M. Daniel Reiner, rapporteur. - Le Président Carrère a rappelé le modus operandi de notre contrôle et il vient d'en présenter, en synthèse, les résultats. Les perspectives qui s'en dégagent - et surtout l'absence de perspectives, en tout cas en ce qui concerne l'année 2015 - ne laissent pas de préoccuper les rapporteurs du programme 146, comme elles préoccupent la DGA.

Je rappelle, en effet, que la programmation des REX sur la période 2015-2017, soit 3,9 milliards d'euros, correspond à environ 20 % de l'ensemble des crédits prévus pour les principaux programmes d'armement sur ces trois années. Que se passera-t-il si, en 2015, faute de mise aux enchères de la bande de fréquences hertziennes des 700 MHz, il manque 1,5 milliard d'euros, alors même que le report de charges, comme cela a été indiqué, fait l'objet d'une évaluation, pour la fin 2014, de 3,3 à 3,4 milliards d'euros, dont les deux tiers sur le programme destiné à l'équipement des forces ? La réponse est déjà donnée par l'attitude de prudence de la DGA, qui a stoppé ses engagements, pour les programmes M51-3 et Barracuda notamment, en attendant d'y voir plus clair.

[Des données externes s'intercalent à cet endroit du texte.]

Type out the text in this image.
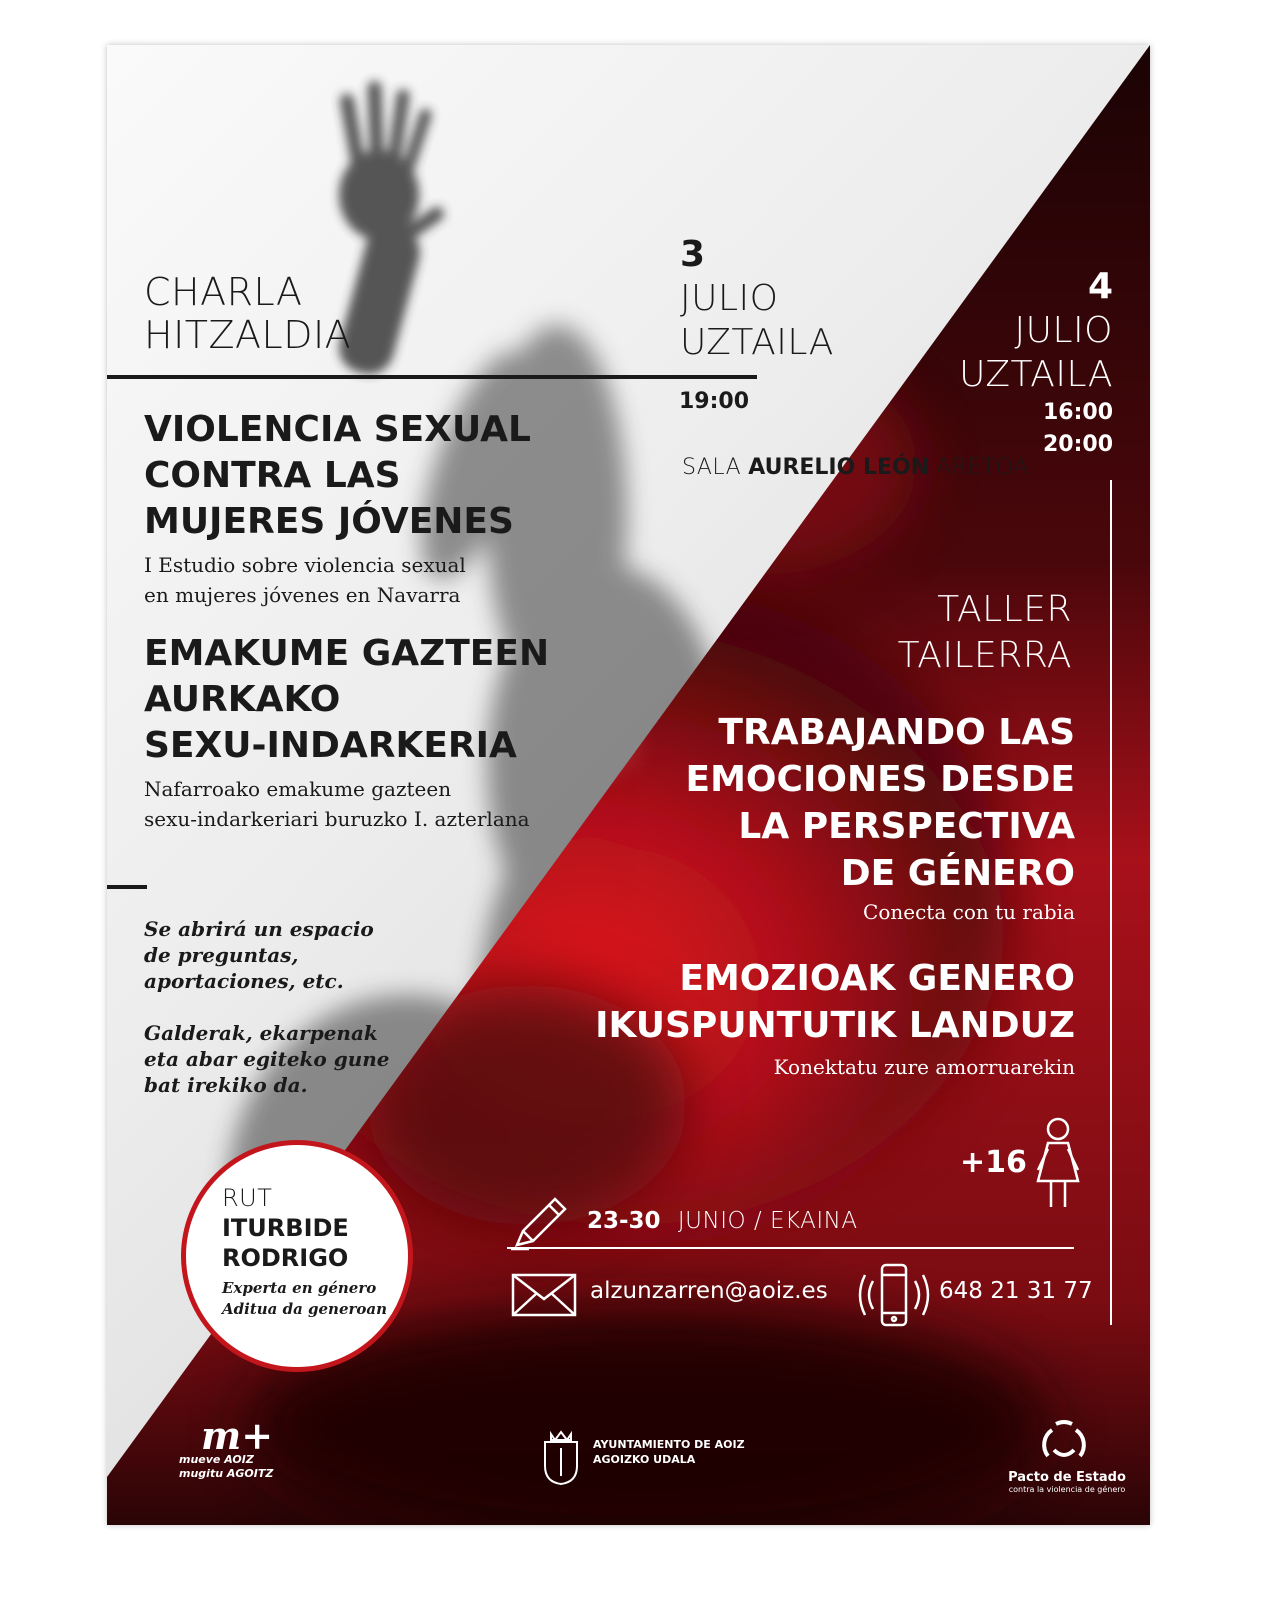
CHARLA
HITZALDIA
3
JULIO
UZTAILA
19:00
SALA AURELIO LEÓN ARETOA
VIOLENCIA SEXUAL
CONTRA LAS
MUJERES JÓVENES
I Estudio sobre violencia sexual
en mujeres jóvenes en Navarra
EMAKUME GAZTEEN
AURKAKO
SEXU-INDARKERIA
Nafarroako emakume gazteen
sexu-indarkeriari buruzko I. azterlana
Se abrirá un espacio
de preguntas,
aportaciones, etc.
Galderak, ekarpenak
eta abar egiteko gune
bat irekiko da.
RUT
ITURBIDE
RODRIGO
Experta en género
Aditua da generoan
4
JULIO
UZTAILA
16:00
20:00
TALLER
TAILERRA
TRABAJANDO LAS
EMOCIONES DESDE
LA PERSPECTIVA
DE GÉNERO
Conecta con tu rabia
EMOZIOAK GENERO
IKUSPUNTUTIK LANDUZ
Konektatu zure amorruarekin
+16
23-30 JUNIO / EKAINA
alzunzarren@aoiz.es	648 21 31 77
m+
mueve AOIZ
mugitu AGOITZ
AYUNTAMIENTO DE AOIZ
AGOIZKO UDALA
Pacto de Estado
contra la violencia de género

Ce gel, bien sûr, s'il devait se prolonger, comporterait des conséquences, tant pour le développement de nos capacités stratégiques que pour le maintien de l'activité des bureaux d'étude et, entre autres, celle des sous-traitants. Les petites et moyennes entreprises, à Eurosatory, se sont déjà faites l'écho, auprès de nous, des inquiétudes du secteur.

C'est pourquoi je crois que notre commission doit exprimer le maintien de la mobilisation parlementaire à cet égard, dans la perspective notamment des débats qui se tiendront à l'automne prochain sur le projet de loi de finances pour 2015 et sur le budget triennal pour les années 2015-2017. Pour l'instant, je m'attacherai à présenter en détail la situation des prévisions de REX à venir du PIA et des produits de cessions immobilières.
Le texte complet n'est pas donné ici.